A warning notice has been issued following an unannounced inspection of Longacre Care Home, in Chute Way, in November.
CQC found that suitable arrangements were not always in place to obtain consent to care and treatment from people at the home or those acting on their behalf. Do Not Attempt Resuscitation (DNAR) forms were found in two files without evidence that this had been discussed with the people concerned or their relatives. None of the DNAR forms seen had planned review dates. Where a formal assessment of capacity was required under the Mental Capacity Act 2005, this was not always carried out. Staff showed a limited understanding of consent issues.
Ian Biggs, Deputy Director of CQC in the South, said:
“We check the national standards of quality and safety in care that the law says everyone should be able to expect. These standards exist to protect people who cannot always speak up for themselves from being put at risk of harm. Providers have a duty to be compliant.
“It is important that staff seek consent from people before providing treatment or care.
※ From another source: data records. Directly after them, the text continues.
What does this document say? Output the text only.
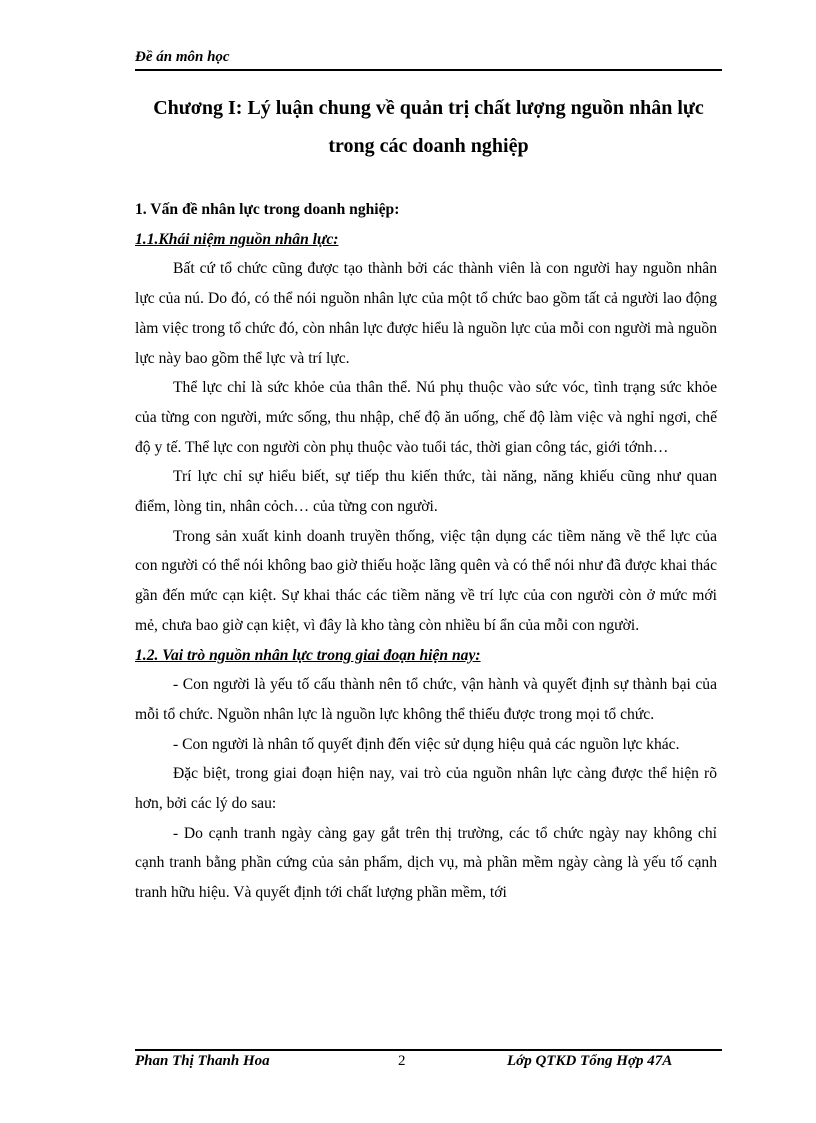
Đề án môn học
Chương I: Lý luận chung về quản trị chất lượng nguồn nhân lực trong các doanh nghiệp

1. Vấn đề nhân lực trong doanh nghiệp:

1.1.Khái niệm nguồn nhân lực:

Bất cứ tổ chức cũng được tạo thành bởi các thành viên là con người hay nguồn nhân lực của nú. Do đó, có thể nói nguồn nhân lực của một tổ chức bao gồm tất cả người lao động làm việc trong tổ chức đó, còn nhân lực được hiểu là nguồn lực của mỗi con người mà nguồn lực này bao gồm thể lực và trí lực.

Thể lực chỉ là sức khỏe của thân thể. Nú phụ thuộc vào sức vóc, tình trạng sức khỏe của từng con người, mức sống, thu nhập, chế độ ăn uống, chế độ làm việc và nghỉ ngơi, chế độ y tế. Thể lực con người còn phụ thuộc vào tuổi tác, thời gian công tác, giới tớnh…

Trí lực chỉ sự hiểu biết, sự tiếp thu kiến thức, tài năng, năng khiếu cũng như quan điểm, lòng tin, nhân cỏch… của từng con người.

Trong sản xuất kinh doanh truyền thống, việc tận dụng các tiềm năng về thể lực của con người có thể nói không bao giờ thiếu hoặc lãng quên và có thể nói như đã được khai thác gần đến mức cạn kiệt. Sự khai thác các tiềm năng về trí lực của con người còn ở mức mới mẻ, chưa bao giờ cạn kiệt, vì đây là kho tàng còn nhiều bí ẩn của mỗi con người.

1.2. Vai trò nguồn nhân lực trong giai đoạn hiện nay:

- Con người là yếu tố cấu thành nên tổ chức, vận hành và quyết định sự thành bại của mỗi tổ chức. Nguồn nhân lực là nguồn lực không thể thiếu được trong mọi tổ chức.

- Con người là nhân tố quyết định đến việc sử dụng hiệu quả các nguồn lực khác.

Đặc biệt, trong giai đoạn hiện nay, vai trò của nguồn nhân lực càng được thể hiện rõ hơn, bởi các lý do sau:

- Do cạnh tranh ngày càng gay gắt trên thị trường, các tổ chức ngày nay không chỉ cạnh tranh bằng phần cứng của sản phẩm, dịch vụ, mà phần mềm ngày càng là yếu tố cạnh tranh hữu hiệu. Và quyết định tới chất lượng phần mềm, tới

Phan Thị Thanh Hoa	2	Lớp QTKD Tổng Hợp 47A
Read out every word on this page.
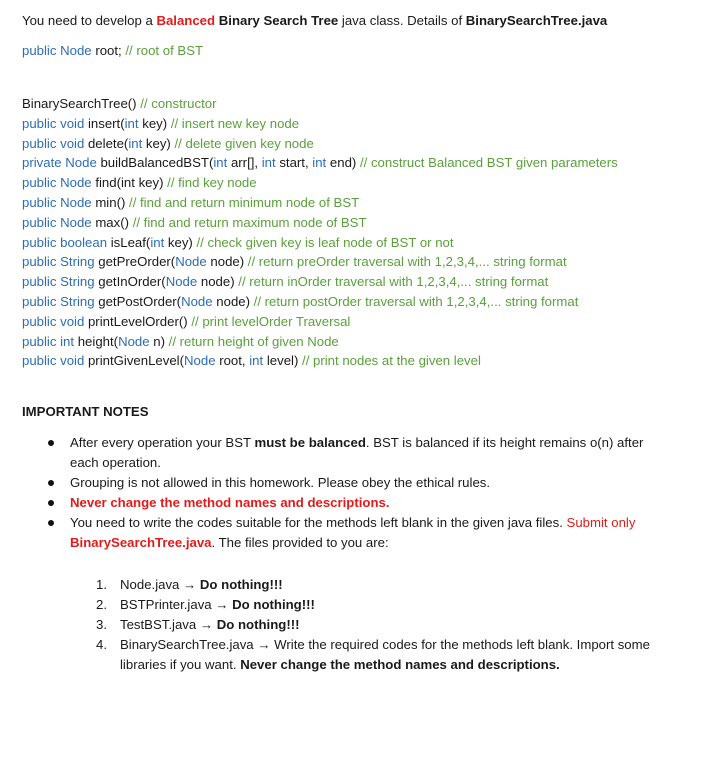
You need to develop a Balanced Binary Search Tree java class. Details of BinarySearchTree.java
public Node root; // root of BST
BinarySearchTree() // constructor
public void insert(int key) // insert new key node
public void delete(int key) // delete given key node
private Node buildBalancedBST(int arr[], int start, int end) // construct Balanced BST given parameters
public Node find(int key) // find key node
public Node min() // find and return minimum node of BST
public Node max() // find and return maximum node of BST
public boolean isLeaf(int key) // check given key is leaf node of BST or not
public String getPreOrder(Node node) // return preOrder traversal with 1,2,3,4,... string format
public String getInOrder(Node node) // return inOrder traversal with 1,2,3,4,... string format
public String getPostOrder(Node node) // return postOrder traversal with 1,2,3,4,... string format
public void printLevelOrder() // print levelOrder Traversal
public int height(Node n) // return height of given Node
public void printGivenLevel(Node root, int level) // print nodes at the given level
IMPORTANT NOTES
After every operation your BST must be balanced. BST is balanced if its height remains o(n) after each operation.
Grouping is not allowed in this homework. Please obey the ethical rules.
Never change the method names and descriptions.
You need to write the codes suitable for the methods left blank in the given java files. Submit only BinarySearchTree.java. The files provided to you are:
1. Node.java → Do nothing!!!
2. BSTPrinter.java → Do nothing!!!
3. TestBST.java → Do nothing!!!
4. BinarySearchTree.java → Write the required codes for the methods left blank. Import some libraries if you want. Never change the method names and descriptions.
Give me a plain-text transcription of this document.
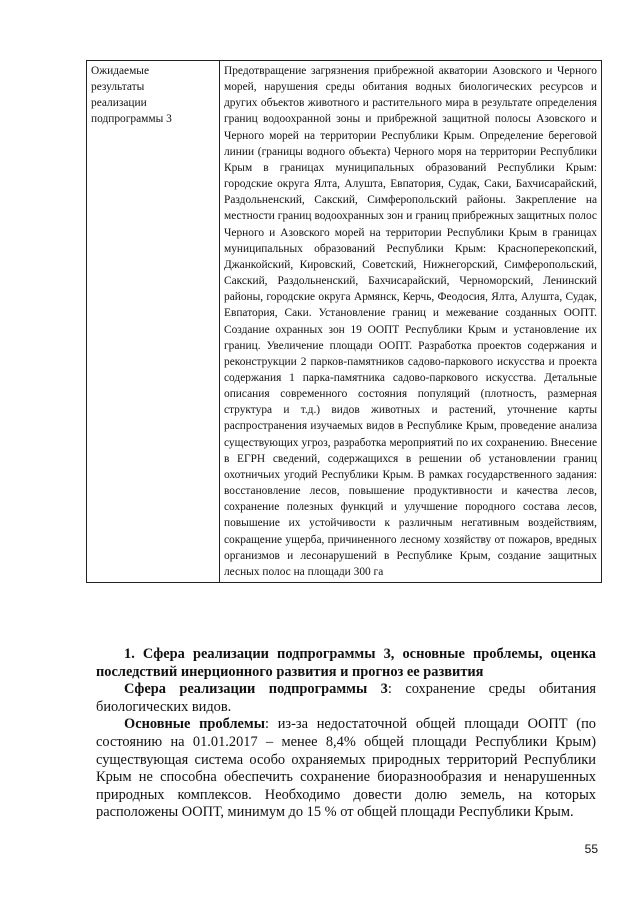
Ожидаемые
результаты
реализации
подпрограммы 3
Предотвращение загрязнения прибрежной акватории Азовского и Черного морей, нарушения среды обитания водных биологических ресурсов и других объектов животного и растительного мира в результате определения границ водоохранной зоны и прибрежной защитной полосы Азовского и Черного морей на территории Республики Крым. Определение береговой линии (границы водного объекта) Черного моря на территории Республики Крым в границах муниципальных образований Республики Крым: городские округа Ялта, Алушта, Евпатория, Судак, Саки, Бахчисарайский, Раздольненский, Сакский, Симферопольский районы. Закрепление на местности границ водоохранных зон и границ прибрежных защитных полос Черного и Азовского морей на территории Республики Крым в границах муниципальных образований Республики Крым: Красноперекопский, Джанкойский, Кировский, Советский, Нижнегорский, Симферопольский, Сакский, Раздольненский, Бахчисарайский, Черноморский, Ленинский районы, городские округа Армянск, Керчь, Феодосия, Ялта, Алушта, Судак, Евпатория, Саки. Установление границ и межевание созданных ООПТ. Создание охранных зон 19 ООПТ Республики Крым и установление их границ. Увеличение площади ООПТ. Разработка проектов содержания и реконструкции 2 парков-памятников садово-паркового искусства и проекта содержания 1 парка-памятника садово-паркового искусства. Детальные описания современного состояния популяций (плотность, размерная структура и т.д.) видов животных и растений, уточнение карты распространения изучаемых видов в Республике Крым, проведение анализа существующих угроз, разработка мероприятий по их сохранению. Внесение в ЕГРН сведений, содержащихся в решении об установлении границ охотничьих угодий Республики Крым. В рамках государственного задания: восстановление лесов, повышение продуктивности и качества лесов, сохранение полезных функций и улучшение породного состава лесов, повышение их устойчивости к различным негативным воздействиям, сокращение ущерба, причиненного лесному хозяйству от пожаров, вредных организмов и лесонарушений в Республике Крым, создание защитных лесных полос на площади 300 га

1. Сфера реализации подпрограммы 3, основные проблемы, оценка последствий инерционного развития и прогноз ее развития

Сфера реализации подпрограммы 3: сохранение среды обитания биологических видов.

Основные проблемы: из-за недостаточной общей площади ООПТ (по состоянию на 01.01.2017 – менее 8,4% общей площади Республики Крым) существующая система особо охраняемых природных территорий Республики Крым не способна обеспечить сохранение биоразнообразия и ненарушенных природных комплексов. Необходимо довести долю земель, на которых расположены ООПТ, минимум до 15 % от общей площади Республики Крым.

55
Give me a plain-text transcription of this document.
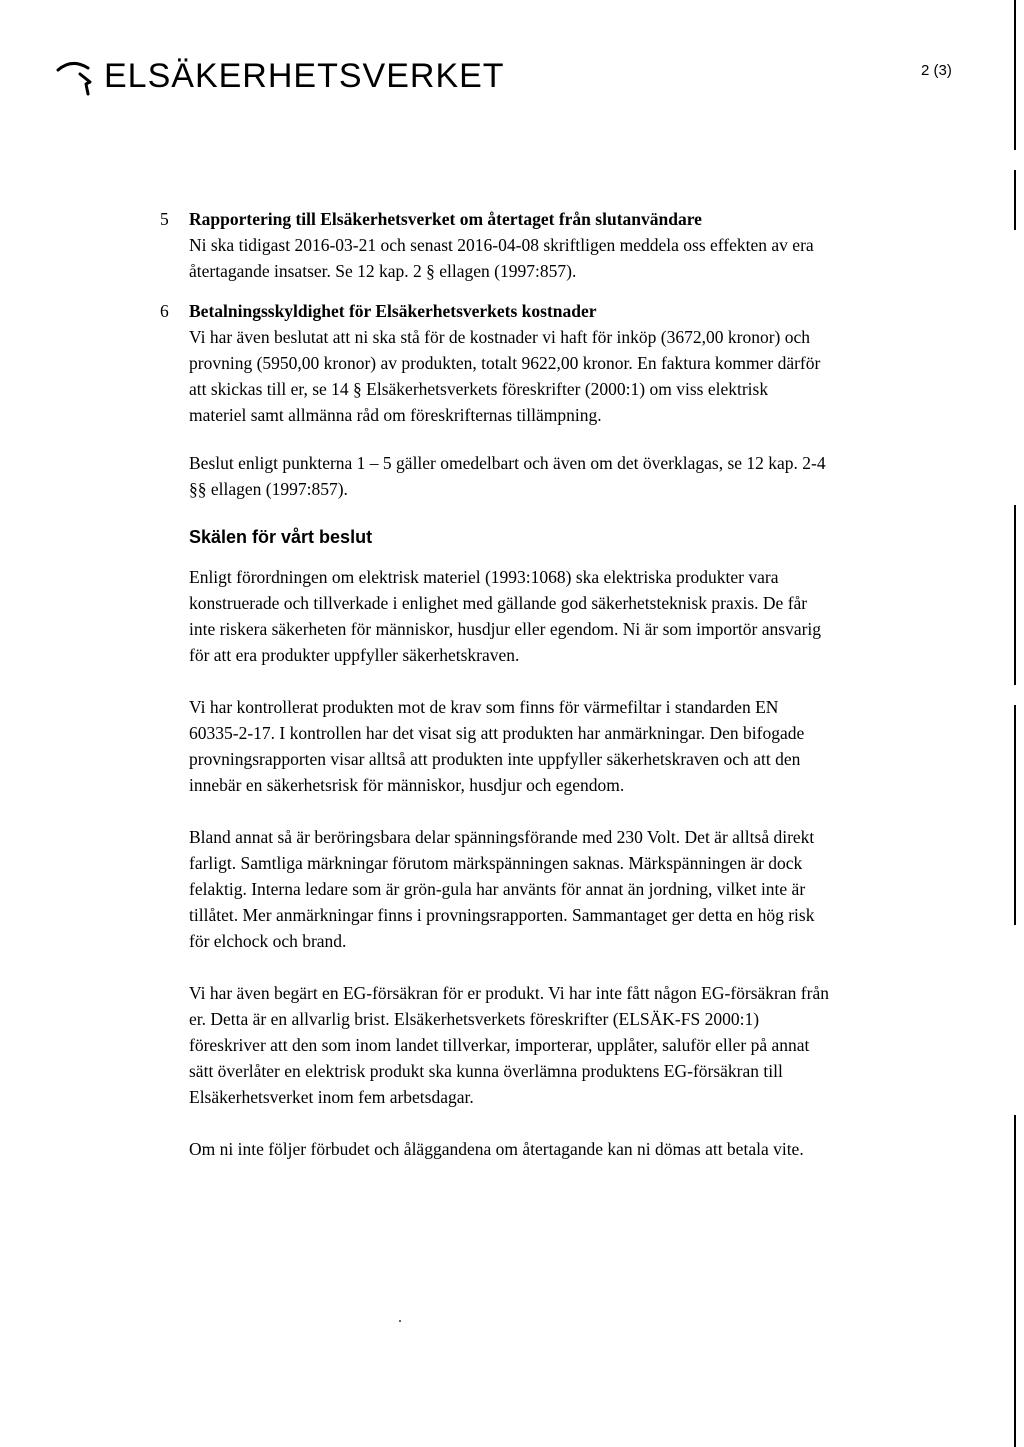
ELSÄKERHETSVERKET	2 (3)
5 Rapportering till Elsäkerhetsverket om återtaget från slutanvändare
Ni ska tidigast 2016-03-21 och senast 2016-04-08 skriftligen meddela oss effekten av era återtagande insatser. Se 12 kap. 2 § ellagen (1997:857).
6 Betalningsskyldighet för Elsäkerhetsverkets kostnader
Vi har även beslutat att ni ska stå för de kostnader vi haft för inköp (3672,00 kronor) och provning (5950,00 kronor) av produkten, totalt 9622,00 kronor. En faktura kommer därför att skickas till er, se 14 § Elsäkerhetsverkets föreskrifter (2000:1) om viss elektrisk materiel samt allmänna råd om föreskrifternas tillämpning.

Beslut enligt punkterna 1 – 5 gäller omedelbart och även om det överklagas, se 12 kap. 2-4 §§ ellagen (1997:857).

Skälen för vårt beslut

Enligt förordningen om elektrisk materiel (1993:1068) ska elektriska produkter vara konstruerade och tillverkade i enlighet med gällande god säkerhetsteknisk praxis. De får inte riskera säkerheten för människor, husdjur eller egendom. Ni är som importör ansvarig för att era produkter uppfyller säkerhetskraven.

Vi har kontrollerat produkten mot de krav som finns för värmefiltar i standarden EN 60335-2-17. I kontrollen har det visat sig att produkten har anmärkningar. Den bifogade provningsrapporten visar alltså att produkten inte uppfyller säkerhetskraven och att den innebär en säkerhetsrisk för människor, husdjur och egendom.

Bland annat så är beröringsbara delar spänningsförande med 230 Volt. Det är alltså direkt farligt. Samtliga märkningar förutom märkspänningen saknas. Märkspänningen är dock felaktig. Interna ledare som är grön-gula har använts för annat än jordning, vilket inte är tillåtet. Mer anmärkningar finns i provningsrapporten. Sammantaget ger detta en hög risk för elchock och brand.

Vi har även begärt en EG-försäkran för er produkt. Vi har inte fått någon EG-försäkran från er. Detta är en allvarlig brist. Elsäkerhetsverkets föreskrifter (ELSÄK-FS 2000:1) föreskriver att den som inom landet tillverkar, importerar, upplåter, saluför eller på annat sätt överlåter en elektrisk produkt ska kunna överlämna produktens EG-försäkran till Elsäkerhetsverket inom fem arbetsdagar.

Om ni inte följer förbudet och åläggandena om återtagande kan ni dömas att betala vite.
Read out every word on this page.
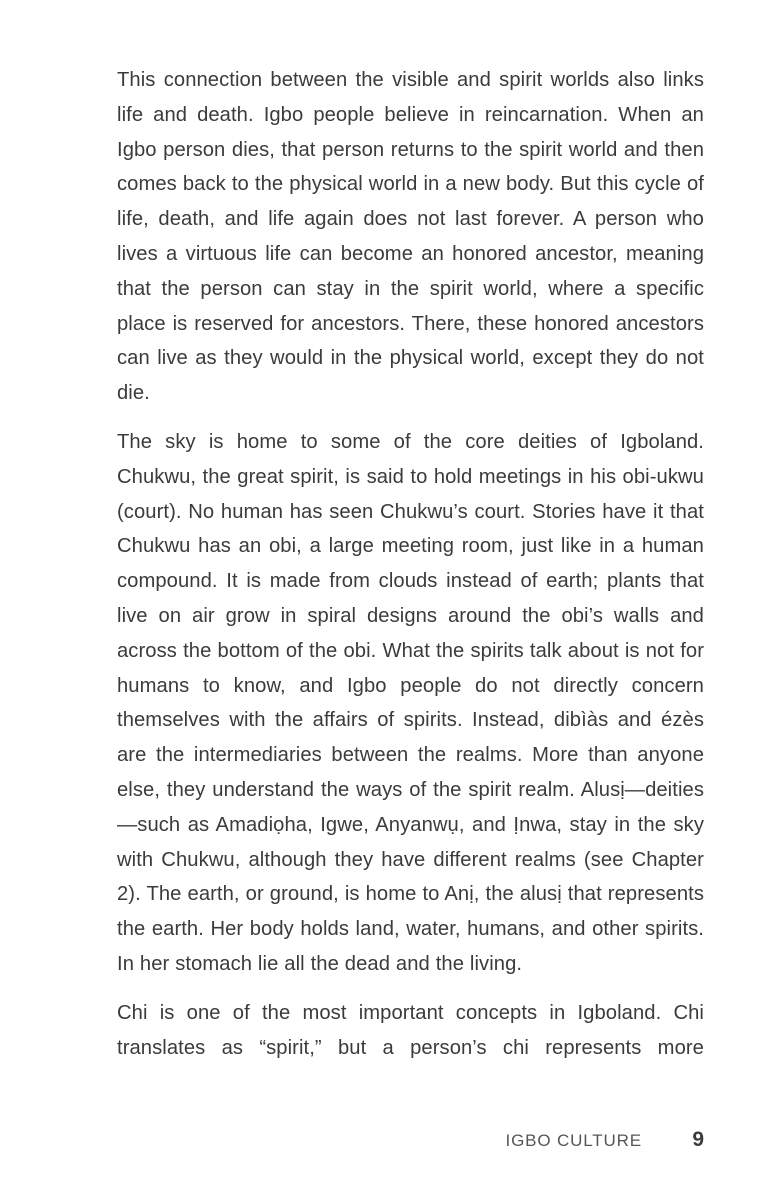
This connection between the visible and spirit worlds also links life and death. Igbo people believe in reincarnation. When an Igbo person dies, that person returns to the spirit world and then comes back to the physical world in a new body. But this cycle of life, death, and life again does not last forever. A person who lives a virtuous life can become an honored ancestor, meaning that the person can stay in the spirit world, where a specific place is reserved for ancestors. There, these honored ancestors can live as they would in the physical world, except they do not die.

The sky is home to some of the core deities of Igboland. Chukwu, the great spirit, is said to hold meetings in his obi-ukwu (court). No human has seen Chukwu’s court. Stories have it that Chukwu has an obi, a large meeting room, just like in a human compound. It is made from clouds instead of earth; plants that live on air grow in spiral designs around the obi’s walls and across the bottom of the obi. What the spirits talk about is not for humans to know, and Igbo people do not directly concern themselves with the affairs of spirits. Instead, dibìàs and ézès are the intermediaries between the realms. More than anyone else, they understand the ways of the spirit realm. Alusị—deities—such as Amadiọha, Igwe, Anyanwụ, and Ịnwa, stay in the sky with Chukwu, although they have different realms (see Chapter 2). The earth, or ground, is home to Anị, the alusị that represents the earth. Her body holds land, water, humans, and other spirits. In her stomach lie all the dead and the living.

Chi is one of the most important concepts in Igboland. Chi translates as “spirit,” but a person’s chi represents more

IGBO CULTURE 9
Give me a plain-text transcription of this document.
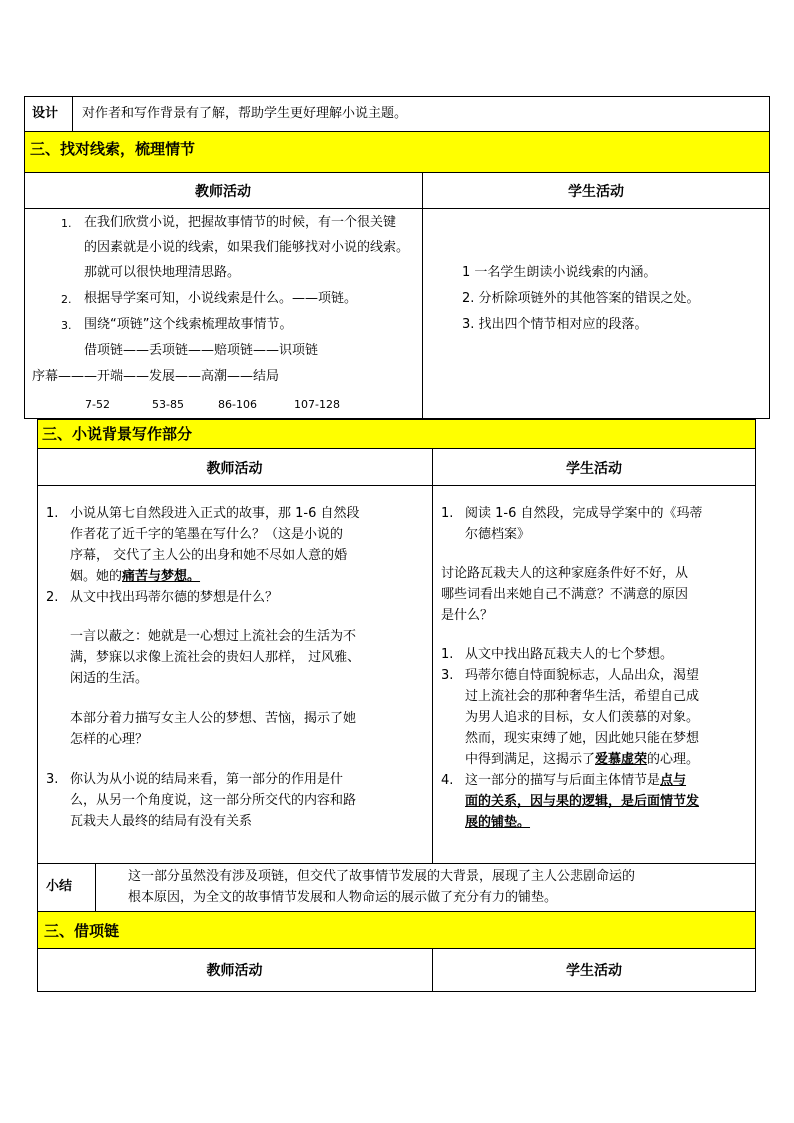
设计 对作者和写作背景有了解，帮助学生更好理解小说主题。
三、找对线索，梳理情节
教师活动	学生活动
1. 在我们欣赏小说，把握故事情节的时候，有一个很关键
的因素就是小说的线索，如果我们能够找对小说的线索。
那就可以很快地理清思路。
2. 根据导学案可知，小说线索是什么。——项链。
3. 围绕“项链”这个线索梳理故事情节。
借项链——丢项链——赔项链——识项链
序幕———开端——发展——高潮——结局
7-52	53-85	86-106	107-128
1 一名学生朗读小说线索的内涵。
2. 分析除项链外的其他答案的错误之处。
3. 找出四个情节相对应的段落。
三、小说背景写作部分
教师活动	学生活动
1. 小说从第七自然段进入正式的故事，那 1-6 自然段
作者花了近千字的笔墨在写什么？（这是小说的
序幕， 交代了主人公的出身和她不尽如人意的婚
姻。她的痛苦与梦想。
2. 从文中找出玛蒂尔德的梦想是什么？
一言以蔽之：她就是一心想过上流社会的生活为不
满，梦寐以求像上流社会的贵妇人那样， 过风雅、
闲适的生活。
本部分着力描写女主人公的梦想、苦恼，揭示了她
怎样的心理？
3. 你认为从小说的结局来看，第一部分的作用是什
么，从另一个角度说，这一部分所交代的内容和路
瓦栽夫人最终的结局有没有关系
1. 阅读 1-6 自然段，完成导学案中的《玛蒂
尔德档案》
讨论路瓦栽夫人的这种家庭条件好不好，从
哪些词看出来她自己不满意？不满意的原因
是什么？
1. 从文中找出路瓦栽夫人的七个梦想。
3. 玛蒂尔德自恃面貌标志，人品出众，渴望
过上流社会的那种奢华生活，希望自己成
为男人追求的目标，女人们羡慕的对象。
然而，现实束缚了她，因此她只能在梦想
中得到满足，这揭示了爱慕虚荣的心理。
4. 这一部分的描写与后面主体情节是点与
面的关系，因与果的逻辑，是后面情节发
展的铺垫。
小结
这一部分虽然没有涉及项链，但交代了故事情节发展的大背景，展现了主人公悲剧命运的
根本原因，为全文的故事情节发展和人物命运的展示做了充分有力的铺垫。
三、借项链
教师活动	学生活动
Where this doesn’t happen, this puts people at risk of receiving care which does not meet their needs and can have serious consequences.
“Our inspectors will return in the near future to carry out another unannounced inspection. If we find that the home is not making the required progress we won’t hesitate to use our legal powers further to protect the people who live there.”
For further information please contact the CQC press office on 0207 448 9239 or out of hours on 07917 232143.
Notes to editors
The warning notice finds that Longacre Care Homes Ltd is in breach of:
- Regulation 18 of the Health and Social Care Act 2008 (Regulated Activities) Regulations 2010 (Outcome 2) Consent to care and treatment
If the required improvements are not made, CQC has a range of enforcement powers which include restricting the services that a provider can offer, or, in the most serious cases, suspending or cancelling a service. CQC can also issue financial penalty notices and cautions or prosecute the provider for failing to meet essential standards. Any regulatory decision that CQC takes is open to challenge by a registered person through a variety of internal and external appeal processes.